Thomas Godden

From Wikipedia, the free encyclopedia

Thomas Godden, real name Tylden (1624 in Addington, Kent – 1 December 1688 in London) was an English courtier and Catholic priest, who was falsely implicated on charges of murder and treason in the Titus Oates or Popish plot, but managed to flee the country. He was later completely vindicated.

Life[edit]

His father, William Tylden, was able to provide a liberal education for his son and Thomas was sent first to a private school in Holborogh, conducted by a Mr. Gill, and in his fifteenth year entered Queen's College, Oxford. The next year found him at St John's College, Cambridge,[1] and in 1640 he was made a Billingsley scholar. He received a B.A. in 1641, but the influence of John Sargeant, with whom he became acquainted during his college course, had induced him to enter the Catholic Church, and in 1642 the two set out for the English College, Lisbon.

In due course, Godden was ordained. In 1650 he was a philosophy lecturer. He rapidly ascended the ladder of academic distinction, and after being successively professor of theology, prefect of studies, and vice-president, succeeded Dr. Clayton as president of the college in 1655. Five years later he received the degree of Doctor of Divinity. Princess Catherine of Braganza, about to marry Charles II, brought Godden to England with her, as her private chaplain. He was well received in his native country and enjoyed every evidence of royal favour.

Popish Plot[edit]

In the wake of the Popish Plot, Miles Prance, a silversmith with close connections to the Court, was arrested and imprisoned on suspicion of complicity. In prison, he was put in chains, denied a fire to the point of almost freezing to death, and threatened with torture. Upon being examined about the murder of Sir Edmund Berry Godfrey, Prance swore that Godden and his servant Lawrence Hill had been concerned in the crime, and that Godfrey's corpse had been concealed for a time in Godden's apartments. Prance could suggest no plausible motive for the crime, merely saying vaguely that Godden had taken the side of two Irish priests, Kelly and Fitzgerald, in a quarrel with Godfrey, and that the quarrel for no clear reason led to murder. Kelly, of whom nothing is known, may have been a figment of Prance's imagination, although Godden and Hill did know an Irish priest called Fitzgerald, who was employed in the household of the Venetian envoy.

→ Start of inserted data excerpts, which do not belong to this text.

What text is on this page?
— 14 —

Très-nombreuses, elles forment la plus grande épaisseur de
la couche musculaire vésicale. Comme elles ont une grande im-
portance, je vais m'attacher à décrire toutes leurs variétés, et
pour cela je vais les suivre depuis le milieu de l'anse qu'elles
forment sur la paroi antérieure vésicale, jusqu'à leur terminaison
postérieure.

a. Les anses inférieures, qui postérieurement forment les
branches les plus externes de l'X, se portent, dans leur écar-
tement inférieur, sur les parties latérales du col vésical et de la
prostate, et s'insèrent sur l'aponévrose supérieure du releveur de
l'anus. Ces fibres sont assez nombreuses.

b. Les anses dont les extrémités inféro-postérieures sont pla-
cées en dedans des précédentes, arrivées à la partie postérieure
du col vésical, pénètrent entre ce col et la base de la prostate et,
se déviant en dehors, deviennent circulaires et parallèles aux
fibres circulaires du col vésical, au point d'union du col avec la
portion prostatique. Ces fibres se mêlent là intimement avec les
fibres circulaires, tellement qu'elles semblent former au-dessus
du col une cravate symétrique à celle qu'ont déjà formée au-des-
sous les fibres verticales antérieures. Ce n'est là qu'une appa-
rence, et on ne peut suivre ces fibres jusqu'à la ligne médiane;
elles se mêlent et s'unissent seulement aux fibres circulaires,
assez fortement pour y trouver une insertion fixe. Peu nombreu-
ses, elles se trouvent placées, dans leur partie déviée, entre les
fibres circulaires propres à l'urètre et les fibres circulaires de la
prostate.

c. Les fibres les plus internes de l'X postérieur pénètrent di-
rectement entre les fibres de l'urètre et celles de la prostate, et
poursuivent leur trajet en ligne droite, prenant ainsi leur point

Godden, concerned that he would not receive a fair trial due to popular anti-Catholic sentiment, fled to Paris. His lodgings in Somerset House were searched, although they were too small to conceal a body. Several witnesses, including Godden's niece Mary Tylden, swore at the trial that Hill was elsewhere at the time of the murder, and Hill's wife accused Prance of perjury, saying that "he knows all of this is as false as God is true" and predicting that he would recant when it was too late. Hill was, nevertheless, executed at Tyburn on 21 February 1679, alongside his supposed co-conspirators Henry Green and Robert Berry.

Later years[edit]

Later evidence, showing that Godden was in no way connected with Godfrey's death, altered public feeling: in 1686, just as Mrs. Hill had prophesied at her husband's trial, Miles Prance admitted that his charges against Hill, Berry, Green, FitzGerald and Godden had been a pure fabrication. In the reign of James II, Godden returned to his former post as almoner to the Queen Dowager. From this time until his death he took a prominent part in the religious controversies in England, and in 1686, with Bonaventure Giffard, defended the doctrine of the Real Presence, before the king, against Dr. William Jane and Dr. Simon Patrick. He was buried under the royal chapel in Somerset House.

Publications[edit]

  • Catholicks no Idolaters; or a full refutation of Dr. Stillingfleet's Unjust Charge of Idolatry against the Church of Rome (London, 1671);
  • A Just Discharge to Dr. Stillingfleet's Unjust Charge of Idolatry against the Church of Rome. With a discovery of the Vanity of his late Defence . . . By way of a dialogue between Eunomius, a Conformist and Catharinus, a non-Conformist (Paris, 1677);
  • A Sermon of St. Peter, preached before the Queen Dowager . . . on 29 June 1686 (London, 1686);
  • A Sermon on the Nativity of Our Lord, preached before the Queen Dowager . . . at Somerset House (London, 1686).
  • He also left a manuscript treatise on the Oath of Supremacy.

References[edit]

  1. ^ "Tylden ('Godden'), Thomas (TLDN639T)". A Cambridge Alumni Database. University of Cambridge.